Co-operative Compliance and International Assurance Programs

By José A. Rozas


On 3 and 4 July 2018, the Global Tax Policy Centre (Institute for Austrian and International Law, WU) and the International Chamber of Commerce (ICC)  organized a conference at Vienna University of Economics and Business to present and discuss the results and future of some co-operative compliance programs and projects. The event gathered a selected group of tax practitioners, tax officers and scholars to discuss and better understand what is going on with co-operative relationships in  taxation.

From the OECD Forum of Tax Administrations at Seoul (2006) —where this tax trend was born— to the latest initiatives in Tax Governance encouraged by the BEPS Project, tax systems have changed considerably: the digital economy has transformed the way in which taxes are designed and levied all over the world; common reporting standards (CRS) for exchanging tax information have been implemented;  six Directives (DACs) changing multilateral assistance in the EU Tax Law have been introduced; and the dream of a Multilateral Tax Treaty has recently become a reality.

Co-operative compliance programs are no longer a strange “tax product” implemented by certain innovative tax administrations —The Netherlands, United Kingdom and Australia—, but ordinary common way to manage the tax relationships between tax authorities and large business all over the world. A significant number of pilot programs have been launched not only in Europe (Austria, Italy, Russia, Croatia), but also in North America, Asia, and some developing countries in Africa. The initiatives in this field present significant substance and form differences , and they have been applied for long enough to be evaluated.

Nevertheless, these programs still raise doubts and criticism on several issues, namely:

  1. lack of resources and reluctant employees in tax administrations;
  2. difficulties building trust and confidence amongst participants —officers, practitioners and business— or obtaining benefits and avoiding controversies between them;
  3. suspicions by some NGOs, and risk that tax privileges should be studied by the European Commission as a State Aid measure (art. 107 EUFT);
  4. the critical role in these programs of tax intermediaries —their legal status, and particular codes of conduct— who are partners of the Administrations and tax providers of their clients; and
  5. understanding these programs as a quid pro quod

However, the increasingly complex tax systems and tax procedures make it already impossible for tax authorities to attempt to manage their tax revenues without looking for co-operation with businesses, tax intermediaries, and other tax administrations. Therefore, and without a doubtco-operative compliance programs are here to stay (and grow).

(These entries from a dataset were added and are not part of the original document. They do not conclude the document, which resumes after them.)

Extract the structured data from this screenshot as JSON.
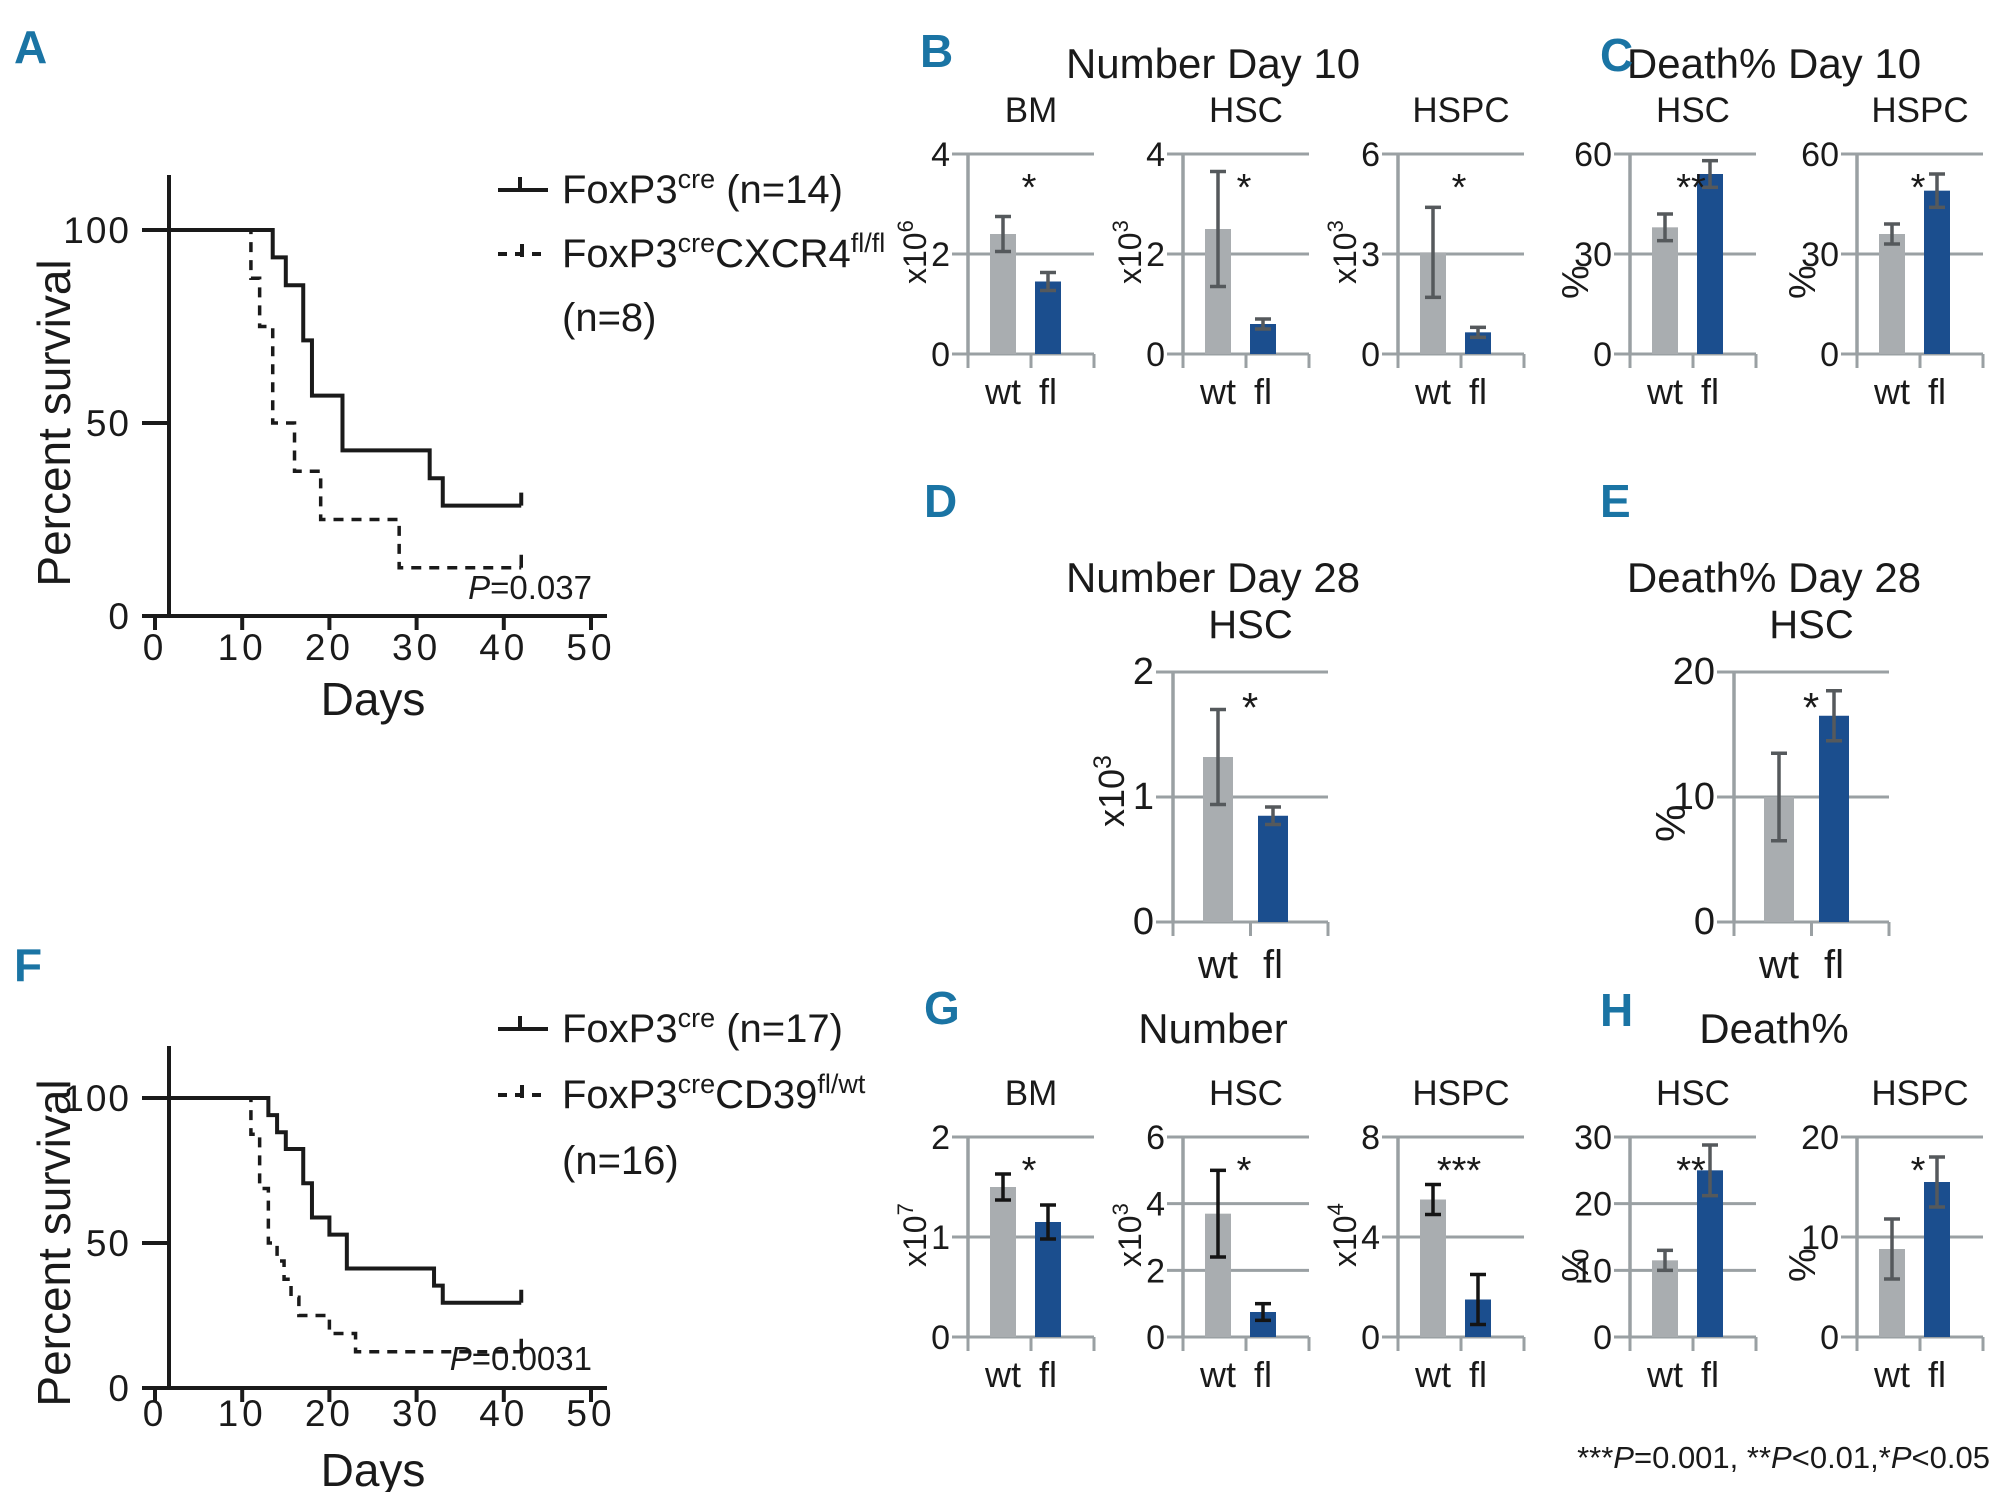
{
  "colors": {
    "panel_letter": "#1a74a4",
    "bar_wt": "#a9adb0",
    "bar_fl": "#1b4e8e",
    "axis_gray": "#9aa0a3",
    "km_black": "#1a1a1a"
  },
  "chart_data": [
    {
      "id": "A",
      "type": "line",
      "subtype": "kaplan_meier",
      "xlabel": "Days",
      "ylabel": "Percent survival",
      "xlim": [
        0,
        50
      ],
      "ylim": [
        0,
        100
      ],
      "xticks": [
        0,
        10,
        20,
        30,
        40,
        50
      ],
      "yticks": [
        0,
        50,
        100
      ],
      "p_label": "P",
      "p_value": "=0.037",
      "legend": [
        {
          "style": "solid",
          "segments": [
            {
              "t": "FoxP3"
            },
            {
              "t": "cre",
              "sup": true
            },
            {
              "t": " (n=14)"
            }
          ]
        },
        {
          "style": "dashed",
          "segments": [
            {
              "t": "FoxP3"
            },
            {
              "t": "cre",
              "sup": true
            },
            {
              "t": "CXCR4"
            },
            {
              "t": "fl/fl",
              "sup": true
            }
          ]
        },
        {
          "style": "none",
          "segments": [
            {
              "t": "(n=8)"
            }
          ]
        }
      ],
      "series": [
        {
          "name": "FoxP3cre",
          "n": 14,
          "style": "solid",
          "points": [
            [
              0,
              100
            ],
            [
              13.5,
              100
            ],
            [
              13.5,
              92.9
            ],
            [
              15,
              92.9
            ],
            [
              15,
              85.7
            ],
            [
              17,
              85.7
            ],
            [
              17,
              71.4
            ],
            [
              18,
              71.4
            ],
            [
              18,
              57.1
            ],
            [
              21.5,
              57.1
            ],
            [
              21.5,
              42.9
            ],
            [
              31.5,
              42.9
            ],
            [
              31.5,
              35.7
            ],
            [
              33,
              35.7
            ],
            [
              33,
              28.6
            ],
            [
              42,
              28.6
            ]
          ]
        },
        {
          "name": "FoxP3creCXCR4fl/fl",
          "n": 8,
          "style": "dashed",
          "points": [
            [
              0,
              100
            ],
            [
              11,
              100
            ],
            [
              11,
              87.5
            ],
            [
              12,
              87.5
            ],
            [
              12,
              75
            ],
            [
              13.5,
              75
            ],
            [
              13.5,
              50
            ],
            [
              16,
              50
            ],
            [
              16,
              37.5
            ],
            [
              19,
              37.5
            ],
            [
              19,
              25
            ],
            [
              28,
              25
            ],
            [
              28,
              12.5
            ],
            [
              42,
              12.5
            ]
          ]
        }
      ]
    },
    {
      "id": "B",
      "type": "bar",
      "title": "Number  Day 10",
      "err_color": "#55595c",
      "charts": [
        {
          "name": "BM",
          "unit_base": "x10",
          "unit_exp": "6",
          "yticks": [
            0,
            2,
            4
          ],
          "categories": [
            "wt",
            "fl"
          ],
          "values": [
            2.4,
            1.45
          ],
          "errors": [
            0.35,
            0.18
          ],
          "sig": "*"
        },
        {
          "name": "HSC",
          "unit_base": "x10",
          "unit_exp": "3",
          "yticks": [
            0,
            2,
            4
          ],
          "categories": [
            "wt",
            "fl"
          ],
          "values": [
            2.5,
            0.6
          ],
          "errors": [
            1.15,
            0.1
          ],
          "sig": "*"
        },
        {
          "name": "HSPC",
          "unit_base": "x10",
          "unit_exp": "3",
          "yticks": [
            0,
            3,
            6
          ],
          "categories": [
            "wt",
            "fl"
          ],
          "values": [
            3.05,
            0.65
          ],
          "errors": [
            1.35,
            0.15
          ],
          "sig": "*"
        }
      ]
    },
    {
      "id": "C",
      "type": "bar",
      "title": "Death%  Day 10",
      "err_color": "#55595c",
      "charts": [
        {
          "name": "HSC",
          "ylab": "%",
          "yticks": [
            0,
            30,
            60
          ],
          "categories": [
            "wt",
            "fl"
          ],
          "values": [
            38,
            54
          ],
          "errors": [
            4,
            4
          ],
          "sig": "**"
        },
        {
          "name": "HSPC",
          "ylab": "%",
          "yticks": [
            0,
            30,
            60
          ],
          "categories": [
            "wt",
            "fl"
          ],
          "values": [
            36,
            49
          ],
          "errors": [
            3,
            5
          ],
          "sig": "*"
        }
      ]
    },
    {
      "id": "D",
      "type": "bar",
      "title": "Number  Day 28",
      "size": "large",
      "err_color": "#55595c",
      "charts": [
        {
          "name": "HSC",
          "unit_base": "x10",
          "unit_exp": "3",
          "yticks": [
            0,
            1,
            2
          ],
          "categories": [
            "wt",
            "fl"
          ],
          "values": [
            1.32,
            0.85
          ],
          "errors": [
            0.38,
            0.07
          ],
          "sig": "*"
        }
      ]
    },
    {
      "id": "E",
      "type": "bar",
      "title": "Death%  Day 28",
      "size": "large",
      "err_color": "#55595c",
      "charts": [
        {
          "name": "HSC",
          "ylab": "%",
          "yticks": [
            0,
            10,
            20
          ],
          "categories": [
            "wt",
            "fl"
          ],
          "values": [
            10,
            16.5
          ],
          "errors": [
            3.5,
            2
          ],
          "sig": "*"
        }
      ]
    },
    {
      "id": "F",
      "type": "line",
      "subtype": "kaplan_meier",
      "xlabel": "Days",
      "ylabel": "Percent survival",
      "xlim": [
        0,
        50
      ],
      "ylim": [
        0,
        100
      ],
      "xticks": [
        0,
        10,
        20,
        30,
        40,
        50
      ],
      "yticks": [
        0,
        50,
        100
      ],
      "p_label": "P",
      "p_value": "=0.0031",
      "legend": [
        {
          "style": "solid",
          "segments": [
            {
              "t": "FoxP3"
            },
            {
              "t": "cre",
              "sup": true
            },
            {
              "t": " (n=17)"
            }
          ]
        },
        {
          "style": "dashed",
          "segments": [
            {
              "t": "FoxP3"
            },
            {
              "t": "cre",
              "sup": true
            },
            {
              "t": "CD39"
            },
            {
              "t": "fl/wt",
              "sup": true
            }
          ]
        },
        {
          "style": "none",
          "segments": [
            {
              "t": "(n=16)"
            }
          ]
        }
      ],
      "series": [
        {
          "name": "FoxP3cre",
          "n": 17,
          "style": "solid",
          "points": [
            [
              0,
              100
            ],
            [
              13,
              100
            ],
            [
              13,
              94.1
            ],
            [
              14,
              94.1
            ],
            [
              14,
              88.2
            ],
            [
              15,
              88.2
            ],
            [
              15,
              82.4
            ],
            [
              17,
              82.4
            ],
            [
              17,
              70.6
            ],
            [
              18,
              70.6
            ],
            [
              18,
              58.8
            ],
            [
              20,
              58.8
            ],
            [
              20,
              52.9
            ],
            [
              22,
              52.9
            ],
            [
              22,
              41.2
            ],
            [
              32,
              41.2
            ],
            [
              32,
              35.3
            ],
            [
              33,
              35.3
            ],
            [
              33,
              29.4
            ],
            [
              42,
              29.4
            ]
          ]
        },
        {
          "name": "FoxP3creCD39fl/wt",
          "n": 16,
          "style": "dashed",
          "points": [
            [
              0,
              100
            ],
            [
              11,
              100
            ],
            [
              11,
              87.5
            ],
            [
              12,
              87.5
            ],
            [
              12,
              68.8
            ],
            [
              13,
              68.8
            ],
            [
              13,
              50
            ],
            [
              14,
              50
            ],
            [
              14,
              43.8
            ],
            [
              14.8,
              43.8
            ],
            [
              14.8,
              37.5
            ],
            [
              15.6,
              37.5
            ],
            [
              15.6,
              31.3
            ],
            [
              16.5,
              31.3
            ],
            [
              16.5,
              25
            ],
            [
              20,
              25
            ],
            [
              20,
              18.8
            ],
            [
              23,
              18.8
            ],
            [
              23,
              12.5
            ],
            [
              42,
              12.5
            ]
          ]
        }
      ]
    },
    {
      "id": "G",
      "type": "bar",
      "title": "Number",
      "err_color": "#141414",
      "charts": [
        {
          "name": "BM",
          "unit_base": "x10",
          "unit_exp": "7",
          "yticks": [
            0,
            1,
            2
          ],
          "categories": [
            "wt",
            "fl"
          ],
          "values": [
            1.5,
            1.15
          ],
          "errors": [
            0.13,
            0.17
          ],
          "sig": "*"
        },
        {
          "name": "HSC",
          "unit_base": "x10",
          "unit_exp": "3",
          "yticks": [
            0,
            2,
            4,
            6
          ],
          "categories": [
            "wt",
            "fl"
          ],
          "values": [
            3.7,
            0.75
          ],
          "errors": [
            1.3,
            0.25
          ],
          "sig": "*"
        },
        {
          "name": "HSPC",
          "unit_base": "x10",
          "unit_exp": "4",
          "yticks": [
            0,
            4,
            8
          ],
          "categories": [
            "wt",
            "fl"
          ],
          "values": [
            5.5,
            1.5
          ],
          "errors": [
            0.6,
            1.0
          ],
          "sig": "***"
        }
      ]
    },
    {
      "id": "H",
      "type": "bar",
      "title": "Death%",
      "err_color": "#55595c",
      "charts": [
        {
          "name": "HSC",
          "ylab": "%",
          "yticks": [
            0,
            10,
            20,
            30
          ],
          "categories": [
            "wt",
            "fl"
          ],
          "values": [
            11.5,
            25
          ],
          "errors": [
            1.5,
            3.8
          ],
          "sig": "**"
        },
        {
          "name": "HSPC",
          "ylab": "%",
          "yticks": [
            0,
            10,
            20
          ],
          "categories": [
            "wt",
            "fl"
          ],
          "values": [
            8.8,
            15.5
          ],
          "errors": [
            3,
            2.5
          ],
          "sig": "*"
        }
      ]
    }
  ],
  "footnote": {
    "segments": [
      {
        "t": "***"
      },
      {
        "t": "P",
        "i": true
      },
      {
        "t": "=0.001,  "
      },
      {
        "t": "**"
      },
      {
        "t": "P",
        "i": true
      },
      {
        "t": "<0.01,"
      },
      {
        "t": "*"
      },
      {
        "t": "P",
        "i": true
      },
      {
        "t": "<0.05"
      }
    ]
  }
}
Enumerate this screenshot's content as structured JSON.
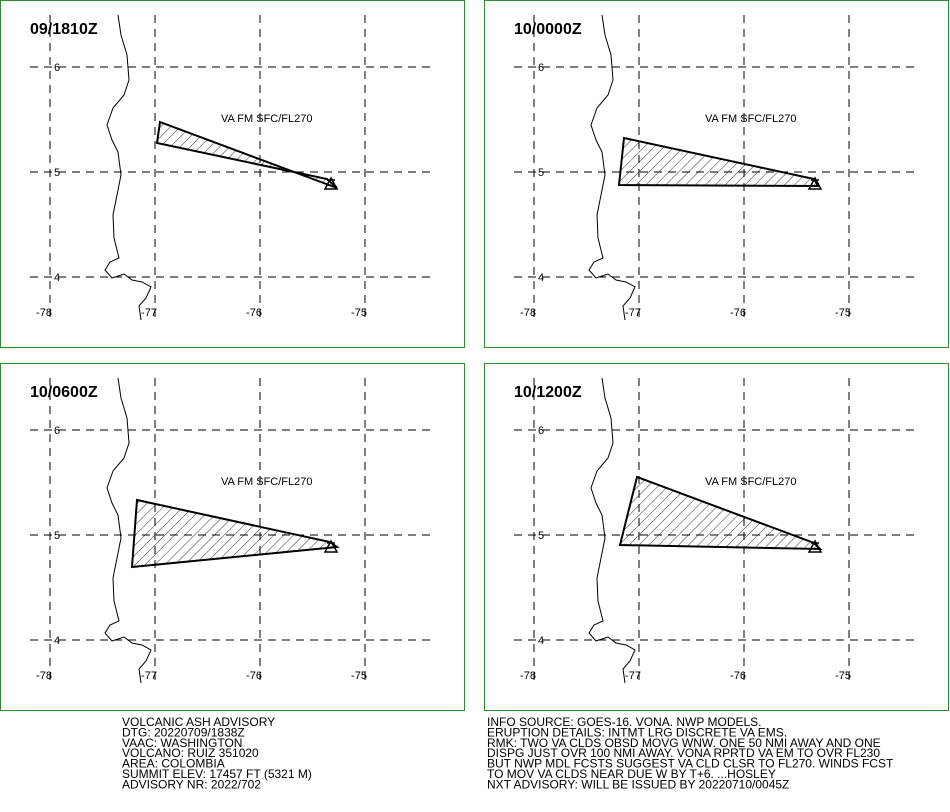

Tax Control Framework (TCF) is the core of a Co-operative Compliance program. In many countries (e.g. Spain)commercial law rules on corporate governance have introduced tax risk assessment issues on the agenda of listed companies. When and how a TCF is sufficient and, even more, whether or not there should be a common standard, are matters to be discussed. However, once again, DAC6 in the EU and other similar rules —pursuant  BEPS Action 12—not make it impossible to manage mandatory disclosure rules without a TCF.

Specific needs and conditions of developing countries deeply influence how co-operative compliance programmes have been launched and managed in countries such as Ghana and Uganda. In these countries, tax consultants seem to have more trust in the programmes than the tax authorities launching them. In a sense, the ability and resources to manage the enforcement ‘sticks’ in these countries may represent a handicap. For instance, in these circumstances, the penalties to be imposed on those tax intermediaries who betray the trust given to them, were not monetary penalties, but losing their licence to work with the tax authorities.

The last session of the conference was dedicated to present and evaluate the International Assurance Program led by the OECD, with eight tax administrations and eight MNEs with their headquarters in one of the countries participating in the programme. Launched on January 2018 (to be developed on a period of 18 months) and working with data of fiscal years 2016 and 2017, the scope of this pilot programme is to set up an international co-operative compliance experience between different tax administrations and MNEs.

Although the aim of this initiative is not to display multinational advance pricing agreements (APAs) or to standardize country by country (CBC) reporting information, there may be a chance to go ahead in that direction. Instead, the main purpose is to put several tax administrations and MNEs to work together on tax risk management and the exchange of fiscal information. Working ex ante and not ex post, looking to achieve tax certainty, avoiding mistakes and controversies.

Global tax governance has been developing for the last decades. The main engine and fuel of this process are, on one hand, MNEs organizing their business in a global and digital economy, and, on the other hand, tax administrations looking to protect their resources. In this context, tax intermediaries are fighting to run tax relationships in the most efficient and fair manner. The only way to manage such a complex scenario is to work together, to co-operate (from latin, co-operare) in the same direction: transforming tax systems and tax proceedings from an adversarial style to a co-operative one.